Reagan e Obama non furono cooptati, ma uscirono vincitori da vigorose battaglie interne. Legge elettorale e legge sul finanziamento sono due provvedimenti entrambi fondamentali per la competizione democratica: la prima definisce la competizione per il voto, la seconda la competizione per il controllo di che cosa sottoporre al voto. Ma mentre della prima si discute accanitamente, della seconda, quasi mai: il finanziamento della politica deve diventare l’occasione per metterla al centro. La proposta originaria del “due per mille”, criticata perché il finanziamento dei partiti surrettiziamente privato, in realtà restava pubblico, è stata giustamente modificata, l’inoptato resterà allo stato. Ma surrettizia continua a essere la possibilità di scelta consentita ai cittadini: il contributo continuerà ad andare alle segreterie dei partiti.

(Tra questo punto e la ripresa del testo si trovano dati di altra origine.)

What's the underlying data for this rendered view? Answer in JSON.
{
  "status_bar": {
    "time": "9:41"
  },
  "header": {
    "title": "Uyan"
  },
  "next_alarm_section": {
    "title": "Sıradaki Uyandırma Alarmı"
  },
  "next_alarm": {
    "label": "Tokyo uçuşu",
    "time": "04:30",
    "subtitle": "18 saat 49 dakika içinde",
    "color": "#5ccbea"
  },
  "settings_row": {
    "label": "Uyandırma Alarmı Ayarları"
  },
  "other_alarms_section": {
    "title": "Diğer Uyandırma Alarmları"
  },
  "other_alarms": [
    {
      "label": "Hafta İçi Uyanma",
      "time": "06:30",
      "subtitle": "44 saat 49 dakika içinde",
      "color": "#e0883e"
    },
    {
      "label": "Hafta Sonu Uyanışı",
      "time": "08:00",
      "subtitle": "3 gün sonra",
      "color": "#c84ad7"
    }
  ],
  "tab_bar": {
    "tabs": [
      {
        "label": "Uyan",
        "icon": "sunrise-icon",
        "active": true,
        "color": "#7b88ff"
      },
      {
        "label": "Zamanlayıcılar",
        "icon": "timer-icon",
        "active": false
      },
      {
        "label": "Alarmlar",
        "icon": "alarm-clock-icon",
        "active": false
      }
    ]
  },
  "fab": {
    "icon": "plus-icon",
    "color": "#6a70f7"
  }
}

Invece si dovrebbe incentivare la destinazione del contributo alle strutture periferiche o alla campagna elettorale del candidato di propria scelta. Non troverei scandaloso anche che si destinassero soldi pubblici per il funzionamento delle associazioni che la Costituzione prevede per il concreto funzionamento della democrazia: ma a condizione che sia davvero democrazia e non una serie di oligarchie di segretari e tesorieri. La legge che ora viene proposta nulla dice inoltre dei gruppi parlamentari: sarebbe una beffa se il finanziamento pubblico, cacciato dalla porta, rientrasse per quella finestra. L’abolizione dei contributi ai gruppi elimina l’interesse economico a uscire dal gruppo del partito con cui si è stati eletti, per costituirne di nuovi. La riduzione del numero dei parlamentari dovrebbe corrispondere a una loro maggiore disponibilità di risorse per il proprio lavoro, riducendo il ruolo dei gruppi a puro coordinamento organizzativo. L’allergia alla competizione per il controllo è la caratteristica saliente del nostro capitalismo relazionale.

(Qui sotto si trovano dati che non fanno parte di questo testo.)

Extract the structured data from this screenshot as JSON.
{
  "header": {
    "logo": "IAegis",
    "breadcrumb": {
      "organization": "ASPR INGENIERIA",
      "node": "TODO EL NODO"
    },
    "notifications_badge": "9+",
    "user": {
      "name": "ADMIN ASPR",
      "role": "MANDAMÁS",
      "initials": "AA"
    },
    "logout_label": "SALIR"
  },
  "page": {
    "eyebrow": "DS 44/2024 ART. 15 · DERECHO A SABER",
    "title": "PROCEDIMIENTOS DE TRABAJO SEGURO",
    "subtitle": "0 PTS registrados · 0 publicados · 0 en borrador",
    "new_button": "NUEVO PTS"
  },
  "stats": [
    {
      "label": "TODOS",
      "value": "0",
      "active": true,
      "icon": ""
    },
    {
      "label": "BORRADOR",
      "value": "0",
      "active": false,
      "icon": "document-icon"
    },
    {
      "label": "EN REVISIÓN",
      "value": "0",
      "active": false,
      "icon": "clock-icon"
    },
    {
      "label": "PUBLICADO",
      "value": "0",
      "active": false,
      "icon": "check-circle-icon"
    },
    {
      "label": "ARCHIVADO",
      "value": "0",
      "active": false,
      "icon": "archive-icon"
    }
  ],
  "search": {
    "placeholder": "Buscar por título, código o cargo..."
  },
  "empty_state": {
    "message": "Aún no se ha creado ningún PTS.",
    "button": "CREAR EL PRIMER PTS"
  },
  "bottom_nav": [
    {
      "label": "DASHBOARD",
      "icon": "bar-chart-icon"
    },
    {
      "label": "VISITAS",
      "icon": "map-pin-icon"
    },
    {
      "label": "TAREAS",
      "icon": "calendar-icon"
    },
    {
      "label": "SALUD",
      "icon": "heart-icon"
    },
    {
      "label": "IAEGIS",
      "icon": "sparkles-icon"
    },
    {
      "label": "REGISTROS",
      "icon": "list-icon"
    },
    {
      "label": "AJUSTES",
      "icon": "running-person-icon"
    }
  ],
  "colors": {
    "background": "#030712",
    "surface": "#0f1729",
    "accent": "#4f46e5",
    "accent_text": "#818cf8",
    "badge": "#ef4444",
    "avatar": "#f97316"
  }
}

Il parallelismo con la politica è evidente: le segreterie dei partiti, da un lato, i gruppi di controllo dall’altro; la concorrenza per il voto portata anche dall’irruzione di soggetti fuori dal sistema, e la concorrenza per i prodotti di paesi che irrompono grazie alla globalizzazione. L’accentramento dei finanziamenti consente di evitare la concorrenza per il controllo e così mantenere i “benefici privati del controllo”.
Interventi per realizzare la contendibilità del controllo ci sono stati, ma sono stati presto neutralizzati da applicazioni compiacenti.Questo paese è bloccato dai tanti interessi corporativi: suscitare una prepotente richiesta di maggiore concorrenza, e realizzarne le condizioni, incominciando dai piani alti delle nostre strutture portanti, è compito della politica. Ma come può farlo se essa stessa replica al proprio interno i meccanismi che dovrebbe combattere, di protezione dalla concorrenza e di difesa dei benefici privati del controllo? Aumentare la contendibilità interna dei partiti, finanziandoli dalla periferia, risponde non solo a esigenze di democrazia, ma di crescita per il paese. Per questo, la legge sul finanziamento dei partiti è un’occasione da non perdere.